Description of Reforms:
Section 54.2 relates to civil mediation. After the close of pleadings in a contested action or matter that is not a family law proceeding, the local Registrar arranges for a mediation session, and the parties attend the mediation session before taking any further step in the action or matter. These sessions must occur after the close of pleadings and before any other step in the proceedings. Experienced mediators are utilized. Since the initiation of the program, there has been a gradual increase over the years in the per cent cases resolved through civil mediation. In 2007-2008, 53% of civil cases were resolved following mandatory civil mediation (Annual Report at 26).
Criteria and Methods of Evaluation:
An extensive study of the Mandatory Mediation Program using qualitative and quantitative measures was undertaken in 2003, Learning from Experience. The goals of the study were:
- To evaluate how far the mediation program in the Queens’ Bench meets the needs of the people of Saskatchewan (focusing on discussions with client users);
- To assess the impact of the mandatory mediation program on civil litigation practice in Saskatchewan (focusing on discussions with members of the Bar);
- To determine the efficiency of the Queen’s Bench program (from available program statistics).
The evaluation data, both qualitative and quantitative, which has been collected and analyzed for this study illuminates the operation of the Saskatchewan Queen’s Bench mediation program and gives voice to the experiences of program users. It provides a detailed picture of the relationship between lawyers, their clients, the mediators and the structure and design of the present program.
The Saskatchewan Queen’s Bench mediation program is perceived by almost all the individuals we consulted as appropriate, and its objectives – the faster and more satisfactory reaching of settlement in some civil matters – fully achievable. It became rapidly apparent that the question that respondents were most interested in discussing with us was not whether the program should be maintained, but how it might be improved in order to better achieve those objectives.
The consensus that emerges is that the program is reaching its goals in many individual cases, but not in others. While there is widespread support for both its universal nature and the present timing of mediation, many respondents called for greater flexibility in relation to both aspects of program design. In addition, there is an interest in rethinking the role of the mediator to clarify and perhaps sharpen this point of intervention with greater proactivity, and perhaps some type of enlarged role before and after mediation in certain cases.

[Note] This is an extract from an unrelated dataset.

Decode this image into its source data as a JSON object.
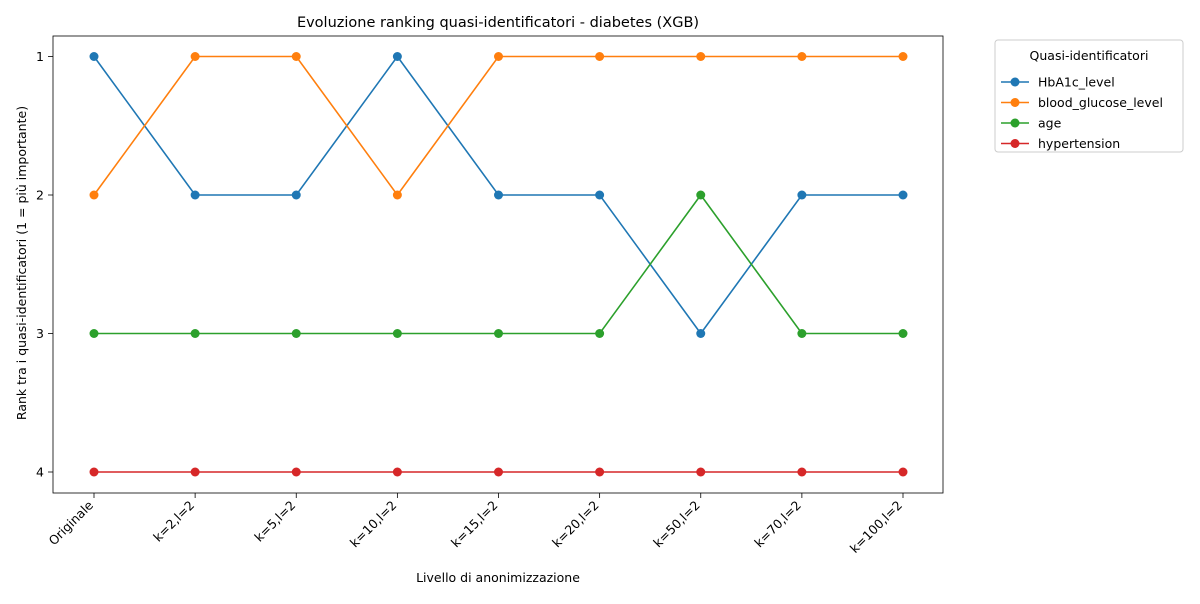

There are also a few clear problems with the design of the present program. One is that some cases proceed to mediation with insufficient preparation, perhaps with little or no exchange of materials in advance of mediation, and just occasionally, an absence of “good faith” to negotiate. Another issue (perhaps related to this) is the somewhat uninformed approach of a small number of members of the Bar in regard to the role they might most effectively adopt in the mediation process. Each of these problems is resulting in some disappointment among clients, and some frustration among some members of the Bar (Learning from Experience at 6).
Following the evaluation in 2003 there was a further round of discussions with the legal community and legislative amendments responding to the recommendations in the report occurred in 2004. The amendments to The Queen’s Bench Act provided flexibility for the Director to postpone the mediation session until after the parties have exchanged documents. This provided greater flexibility in the timing of the mediation session. In situations where documents are crucial to a party’s case or a more productive mediation will occur after exchange of documents the Director may grant a postpone to allow for this exchange to occur.
Other amendments clarified the authority of the Director of the Dispute Resolution Office to grant exemptions and postponements and granted the court the ability to award costs against a party that does not comply with the mediation requirement.